To investigate whether FFR measurement with the proposed CT-DAI algorithm provided incremental diagnostic value to CT myocardial perfusion measurement for CAD functional assessment, the qualitative and quantitative CT myocardial perfusion assessment reported in a previously published study were reviewed. The sensitivity, specificity, positive predictive value and negative predictive value of the respective perfusion assessments were determined for the patients included in this study. Myocardial perfusion color maps of each included patient were generated from the corresponding dynamic contrast-enhanced image set using the Syngo.via software (Siemens Healthineers, Erlangen, Germany). The software derived absolute myocardial blood flow based on the maximum slopes of the myocardial time-enhancement curves fitted during a deconvolution analysis.¹⁶ A coronary territory was considered ischemic if the lowest perfusion value in any myocardial segment within this territory was below 1 mL/min/g. Qualitative myocardial perfusion assessment was performed by 2 experienced Cadiologists based on visual interpretation of the dynamic contrast-enhanced images. A coronary territory was considered ischemic if any myocardial segment within this territory was hypo-enhanced for more than 6 consecutive time points in the image set.¹²

Transluminal attenuation gradient measurement

Transluminal attenuation gradient (TAG), defined as the mean decrease in contrast enhancement along a coronary artery in CCTA images, was proposed as an alternative to FFR for hemodynamic evaluation of coronary stenosis without the need of complicated computation as for FFR.¹⁷ Previous studies have shown inconsistent diagnostic values of TAG for functional assessment of CAD.^18–20 To determine whether the proposed CT-DAI algorithm offered a superior diagnostic value than the TAG approach, TAG was derived for each coronary artery included for the present study from the respective CCTA images as described previously.^17,18 The centerline of each coronary artery was reconstructed from the CCTA images using the Volume Viewer software (GE Healthcare, Waukesha, United States), and the resulting cross-sectional lumen view of the coronary artery were used for TAG analysis. A set of circular ROIs were placed along the coronary artery at ∼5-mm intervals until at the distal segment where the lumen diameter was ∼2 mm.²⁰

The CT number (in Hounsfield Unit) at each sampled point along the coronary artery was plotted against the distance relative to the first sample point in the proximal coronary segment.
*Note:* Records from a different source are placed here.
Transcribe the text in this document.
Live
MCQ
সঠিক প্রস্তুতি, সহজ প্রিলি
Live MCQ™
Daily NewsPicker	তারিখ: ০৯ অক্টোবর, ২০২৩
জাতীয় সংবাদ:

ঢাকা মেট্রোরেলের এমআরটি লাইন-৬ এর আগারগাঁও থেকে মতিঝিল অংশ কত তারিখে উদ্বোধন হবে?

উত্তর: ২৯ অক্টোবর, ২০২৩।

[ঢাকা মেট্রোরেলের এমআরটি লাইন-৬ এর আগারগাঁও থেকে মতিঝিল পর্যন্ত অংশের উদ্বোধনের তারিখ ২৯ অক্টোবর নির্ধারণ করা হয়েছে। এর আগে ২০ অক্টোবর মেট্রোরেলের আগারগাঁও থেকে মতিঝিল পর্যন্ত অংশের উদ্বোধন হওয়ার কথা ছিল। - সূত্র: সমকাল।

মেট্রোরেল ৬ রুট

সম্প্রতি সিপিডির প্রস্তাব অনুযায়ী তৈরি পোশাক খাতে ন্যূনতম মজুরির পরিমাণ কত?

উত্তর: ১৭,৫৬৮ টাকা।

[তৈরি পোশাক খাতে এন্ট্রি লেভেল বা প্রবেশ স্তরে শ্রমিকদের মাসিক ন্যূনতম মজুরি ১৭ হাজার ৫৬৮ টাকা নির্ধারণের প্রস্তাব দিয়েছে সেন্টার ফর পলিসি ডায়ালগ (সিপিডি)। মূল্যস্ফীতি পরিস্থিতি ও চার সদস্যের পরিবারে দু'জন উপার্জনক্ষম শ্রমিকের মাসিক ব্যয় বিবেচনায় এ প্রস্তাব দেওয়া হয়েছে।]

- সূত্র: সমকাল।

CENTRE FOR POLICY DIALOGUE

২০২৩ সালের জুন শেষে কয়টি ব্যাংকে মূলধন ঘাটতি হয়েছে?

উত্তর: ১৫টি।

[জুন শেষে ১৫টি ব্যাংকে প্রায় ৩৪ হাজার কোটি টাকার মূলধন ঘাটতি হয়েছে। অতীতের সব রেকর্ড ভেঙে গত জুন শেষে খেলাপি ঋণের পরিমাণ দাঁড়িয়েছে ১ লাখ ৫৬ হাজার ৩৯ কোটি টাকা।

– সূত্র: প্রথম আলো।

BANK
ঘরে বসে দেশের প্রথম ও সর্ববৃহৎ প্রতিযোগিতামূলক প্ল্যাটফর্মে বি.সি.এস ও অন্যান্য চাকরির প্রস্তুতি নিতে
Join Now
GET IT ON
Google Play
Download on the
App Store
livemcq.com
The plot was fitted with a linear regression and the resulting slope was used as the TAG value of that artery.

Statistical analysis

All statistical analyses were performed with the SPSS software (version 29; IBM, Armonk, NY). The FFR values measured using the CT-DAI algorithm and using pressure wires during cardiac catheterization were compared using linear regression analysis (Pearson correlation coefficient and p value for correlation), and Bland-Altman analysis. The mean of the FFR values acquired with the 2 modalities were also compared with a one-way within-subject ANOVA to determine if the difference reached statistical significance. The 95% confidence intervals (CI) of the FFR values measured using CT-DAI were calculated from the following equation:

$$\mathrm{CI}=\overline{x}\pm 1.96·\frac{s}{\sqrt{n}}$$

where $\overline{x}$ and s are the mean and standard deviation of the FFR values measured using CT-DAI, respectively, and n is the number of FFR measurement in our study. The per-vessel and per-patient diagnostic performance (sensitivity, specificity, positive predictive value, and negative predictive value) of CT-DAI for detecting functionally significant CAD were evaluated using binary logistic regression analysis with the FFR values measured at 1 cm distal to the lower border of the stenosis. The optimal cut-off FFR value was determined with the following equation:

$$\mathrm{logit}\mathrm{ }p=\ln \left(\frac{p}{1-p}\right)=ax+b$$

where p is the predicted probability and has a value between 0 and 1, a is the constant and b is the slope of the regression model determined from the regression analysis. The optimal cut-off FFR value was calculated at the 50th percentile (P = .5). Similarly, the diagnostic performance of qualitative myocardial perfusion, quantitative myocardial perfusion, TAG were determined using logistic regression.

Algorithm availability

Our software code is unavailable to the public. Readers that are interested in testing our software are welcome to contact the corresponding author.

Results

Cohort

Based on the inclusion criteria defined above, 15 coronary arteries from 14 patients (all South Koreans) were selected for the evaluation of diagnostic accuracy of the CT-DAI method for detecting functionally significant coronary artery stenosis. The mean age of the included patients was 58.5 years (SD = 10.6; 11 males and 3 females) and their mean weight was 75.8 kilograms (SD = 13.9). The average time between the CT and catheter-based FFR measurements was 12.7 days (SD = 8.9). Table 1 provides a summary of the clinical information of the selected patients, including the total coronary artery calcium score, the severity of luminal narrowing in each coronary artery, age, sex, and body-mass index. The effective dose associated with the stress dynamic myocardial perfusion scan of each patient was also provided.

Table 1.

Clinical and demographic information of the patients selected for the comparison in FFR measurement between the CT-DAI based method and invasive catheter based method.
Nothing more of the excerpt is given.